Comparison with the existing literature

The majority of previous studies have considered the association between prevalent musculoskeletal conditions and the subsequent onset of LMD over some fixed time period [10,11,15,19,25,42]. These studies have considered LMD to be a dichotomous phenomenon (disabled versus not disabled) (e.g., [15,19,42]). Although this definition may be necessary for decision-making purposes, it does not seem clinically plausible [34] and it has limited the full picture of the epidemiology of this common form of disability. Shah et al. [33] have performed what is probably the most detailed analysis of the association between pain and LMD available in the literature. They showed a dose-response association between the number of joint pain sites at baseline and the onset of LMD (reduced gait speed) over a 14-year period. Our study builds on these previous findings of an association between prevalent pain and the onset of LMD in two ways. First, we utilised a continuous measure of LMD, which permitted changes in the level of LMD over time to be detected across a wide spectrum of function in the community. Second, by examining 3 time points over the course of 6 years, this study is the first to assess fluctuations in lower limb pain status and their association with LMD.

Meaning

The association between the onset of lower limb pain and increases in LMD provide further support for the direct role of lower limb pain in the progression of LMD. Although recovery from pain resulted, on average, in a decrease in LMD, this group did not start from or return to the same level of LMD reported in the equivalent group of people who never experienced this pain. We may be observing the cumulative effect of recurrent episodes of pain on the underlying rate of decline in LMD. The failure of those recovering from pain to return to the LMD levels seen in those who never experienced the pain suggests a need for the primary prevention of lower limb pain. Although the prevention of all lower limb pain may be an unachievable target, the results of this study do provide evidence in favour of the treatment of lower limb pain, as well as rehabilitation of function in those presenting with disabling pain. Furthermore, the results are suggestive of a policy of identifying and targeting those with pain in order to prevent a cumulative effect of incomplete LMD recovery over time leading to a substantially larger amount of disability than in the pain-free population. Our study does not provide information enabling us to examine in detail the many different mechanisms by which lower limb pain might increase the rate of deterioration in self-reported locomotor disability. These include conscious and unconscious avoidance and modification of activities in direct response to actual or anticipated pain and related symptoms on mobility, a pathway mediated by deficits in executive function attributed to pain, and reduced capacity relating to muscle weakness secondary to arthrogenic muscle inhibition and atrophy.
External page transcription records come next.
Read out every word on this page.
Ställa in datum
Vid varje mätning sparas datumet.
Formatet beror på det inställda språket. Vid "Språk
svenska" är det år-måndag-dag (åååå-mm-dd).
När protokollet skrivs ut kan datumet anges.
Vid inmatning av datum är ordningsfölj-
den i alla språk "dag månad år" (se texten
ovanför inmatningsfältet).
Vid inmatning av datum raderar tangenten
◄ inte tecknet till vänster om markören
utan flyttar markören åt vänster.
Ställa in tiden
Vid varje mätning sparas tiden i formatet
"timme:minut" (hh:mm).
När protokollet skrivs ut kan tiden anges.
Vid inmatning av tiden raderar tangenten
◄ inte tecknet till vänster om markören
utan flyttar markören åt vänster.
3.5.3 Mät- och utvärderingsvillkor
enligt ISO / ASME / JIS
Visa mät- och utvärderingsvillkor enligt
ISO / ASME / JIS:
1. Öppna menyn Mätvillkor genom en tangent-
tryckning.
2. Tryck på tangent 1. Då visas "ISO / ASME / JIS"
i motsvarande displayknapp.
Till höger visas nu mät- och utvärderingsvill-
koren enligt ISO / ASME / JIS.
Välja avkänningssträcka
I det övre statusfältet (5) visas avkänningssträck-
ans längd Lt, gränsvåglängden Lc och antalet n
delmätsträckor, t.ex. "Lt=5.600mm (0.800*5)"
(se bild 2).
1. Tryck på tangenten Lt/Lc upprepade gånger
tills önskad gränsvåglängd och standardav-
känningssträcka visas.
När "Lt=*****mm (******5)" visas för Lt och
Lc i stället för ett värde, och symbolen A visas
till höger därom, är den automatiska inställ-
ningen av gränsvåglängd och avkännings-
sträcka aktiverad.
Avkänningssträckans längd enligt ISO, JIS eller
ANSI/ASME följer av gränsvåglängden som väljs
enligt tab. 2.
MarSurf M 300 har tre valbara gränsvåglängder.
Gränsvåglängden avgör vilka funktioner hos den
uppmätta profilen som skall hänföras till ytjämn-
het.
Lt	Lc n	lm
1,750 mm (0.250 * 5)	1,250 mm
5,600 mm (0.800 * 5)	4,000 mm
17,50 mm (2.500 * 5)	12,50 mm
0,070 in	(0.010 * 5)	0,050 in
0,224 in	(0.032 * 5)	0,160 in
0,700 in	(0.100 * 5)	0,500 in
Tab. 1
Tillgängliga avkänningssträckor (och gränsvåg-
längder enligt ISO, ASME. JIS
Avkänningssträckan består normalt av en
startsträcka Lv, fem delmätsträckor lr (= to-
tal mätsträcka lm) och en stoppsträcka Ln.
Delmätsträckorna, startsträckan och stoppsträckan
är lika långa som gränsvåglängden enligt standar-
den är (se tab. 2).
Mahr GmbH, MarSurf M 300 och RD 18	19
In addition, conceptual overlap between pain on activities and the subjective rating of limitation and the effect of pain on negative appraisal of function may also contribute to the observed relationship.

Future work

Using long intervals between measurements will underestimate the true incidence of episodes of LMD and lower limb pain. Given the dynamic nature of both, future studies using shorter intervals (e.g., monthly measurements per Wolf and Gill [44]) would further our understanding of the interrelationship between episode characteristics of lower limb pain and their effect on LMD. It would also seem prudent to further assess the characteristics of those recovering from pain; in particular, those people recovering from pain and experiencing a recovery of function to levels similar to those in people without pain at any point. Also, the association between the characteristics of pain before a recovery and the level of change in LMD concurrent with that recovery deserves attention. However, the small numbers of individuals with this pattern of lower limb pain in the current study did not allow this to be investigated.

Conclusions

Changes in lower limb pain status are associated with changes in the level of LMD experienced by this sample of community-dwelling adults age ⩾50 years. This association is potentially causal: there are expected effects of the onset of and recovery from pain, a dose-response association, and little change in strength of association with adjustment for potentially confounding factors. There is evidence, seen in the partial recovery from lower limb pain relative to those remaining pain-free, that there is a cumulative effect of recurrent episodes of lower limb pain on LMD. Hence, primary or secondary prevention of lower limb pain and its underlying determinants (e.g., osteoarthritis) have the potential to reduce the number of years lived with disability in older populations.

Conflict of interest statement

The authors have no conflicts of interest to declare.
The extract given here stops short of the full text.